28. Dezember 2019 14:50

Chronik

Australien kämpft gegen Flammen - Feuerwerk findet statt

Hitze droht in Australien den Kampf gegen die seit Wochen lodernden Buschbrände weiter zu erschweren. Vor allem dem Südosten des Landes stehen Tage mit extrem heißem Wetter bevor, wie die Meteorologiebehörde am Samstag mitteilte. Angesichts erwarteter Temperaturen von bis zu 43 Grad im Westen Sydneys werde die Brandgefahr zu Wochenbeginn noch zunehmen. Das Silvester-Feuerwerk soll stattfinden.

Im Bundesstaat New South Wales, dessen Hauptstadt Sydney ist, lodern nach Angaben der Feuerwehr rund 70 Brände, 30 davon außer Kontrolle. In Australiens Hauptstadt Canberra kletterten die Temperaturen auf 38 Grad Celsius. Die Stadt hob ihre Brandwarnstufe weiter an und verhängte ein totales Feuerverbot.
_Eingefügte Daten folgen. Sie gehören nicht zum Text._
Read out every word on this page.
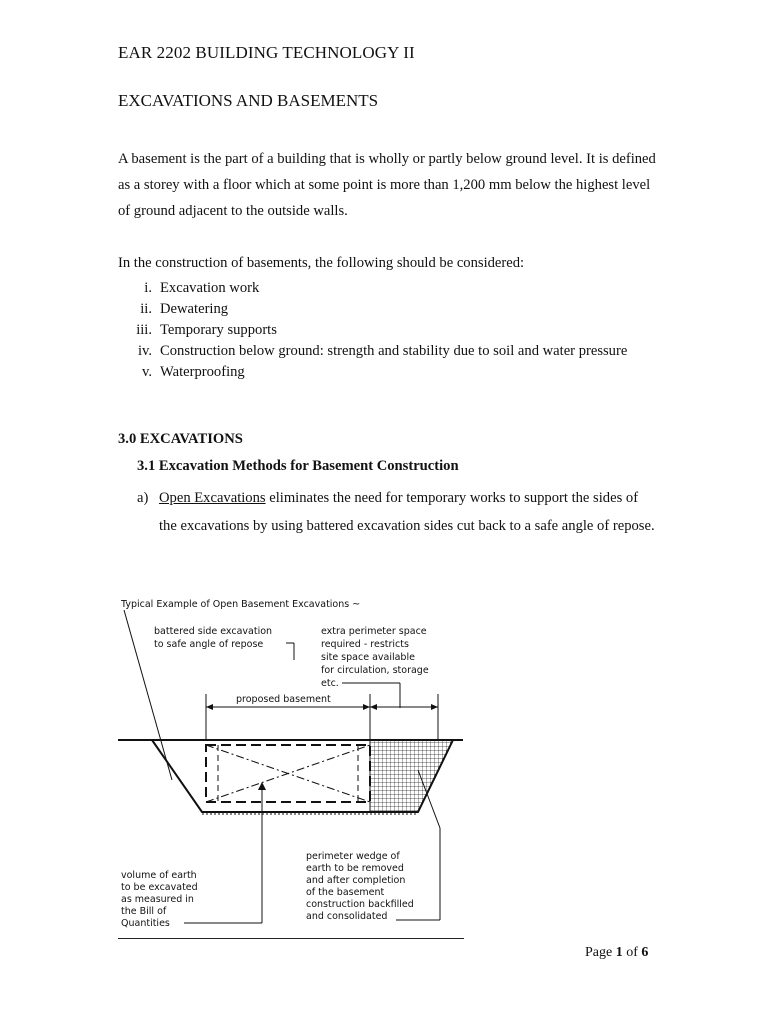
EAR 2202 BUILDING TECHNOLOGY II
EXCAVATIONS AND BASEMENTS
A basement is the part of a building that is wholly or partly below ground level. It is defined as a storey with a floor which at some point is more than 1,200 mm below the highest level of ground adjacent to the outside walls.
In the construction of basements, the following should be considered:
i. Excavation work
ii. Dewatering
iii. Temporary supports
iv. Construction below ground: strength and stability due to soil and water pressure
v. Waterproofing
3.0 EXCAVATIONS
3.1 Excavation Methods for Basement Construction
a) Open Excavations eliminates the need for temporary works to support the sides of the excavations by using battered excavation sides cut back to a safe angle of repose.
Typical Example of Open Basement Excavations ~
battered side excavation
to safe angle of repose
extra perimeter space
required - restricts
site space available
for circulation, storage
etc.
proposed basement
volume of earth
to be excavated
as measured in
the Bill of
Quantities
perimeter wedge of
earth to be removed
and after completion
of the basement
construction backfilled
and consolidated
Page 1 of 6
Die Einsatzkräfte bemühten sich weiter, die gewaltigen Feuerzonen im Westen und Süden Sydneys einzudämmen. Weil die Feuer Straßen rund um die Metropole blockierten und viele Helfer im Dauereinsatz waren, war für viele Familien der Region ein gemeinsames Weihnachtsfest ausgefallen. Den seit Oktober wütenden Bränden ist in dem Bundesstaat mittlerweile eine Landfläche der Größe Belgiens zum Opfer gefallen. Fast 1.000 Häuser wurden zerstört, neun Menschen kamen ums Leben.

Trotz der Brände soll auch an diesem Silvester ein gigantisches Feuerwerk über dem Hafen der Metropole Sydney leuchten. Eine Online-Petition, die forderte, das Feuerwerk abzusagen und die Millionen-Ausgaben dafür lieber Brandbetroffenen zukommen zu lassen, wurde zwar am Samstag bereits von mehr als einer Viertelmillion Menschen unterstützt, blieb aber erfolglos.

Dass das Feuerwerk, das jährlich Millionen Besucher anzieht, stattfinden werde, hatte die Stadtverwaltung von Sydney schon Mitte Dezember in einer Mitteilung bekräftigt. Die spektakuläre Show, mit der Sydney als eine der ersten Städte der Welt das Neue Jahr begrüßt, bringe der Wirtschaft des Bundesstaats rund 130 Millionen Dollar ein, hieß es. Eine Absage würde zudem die Silvesterpläne und Buchungen von "Zehntausenden Menschen" ruinieren. Zudem sei das Geld schon für die Feuerwerksvorbereitung ausgegeben worden.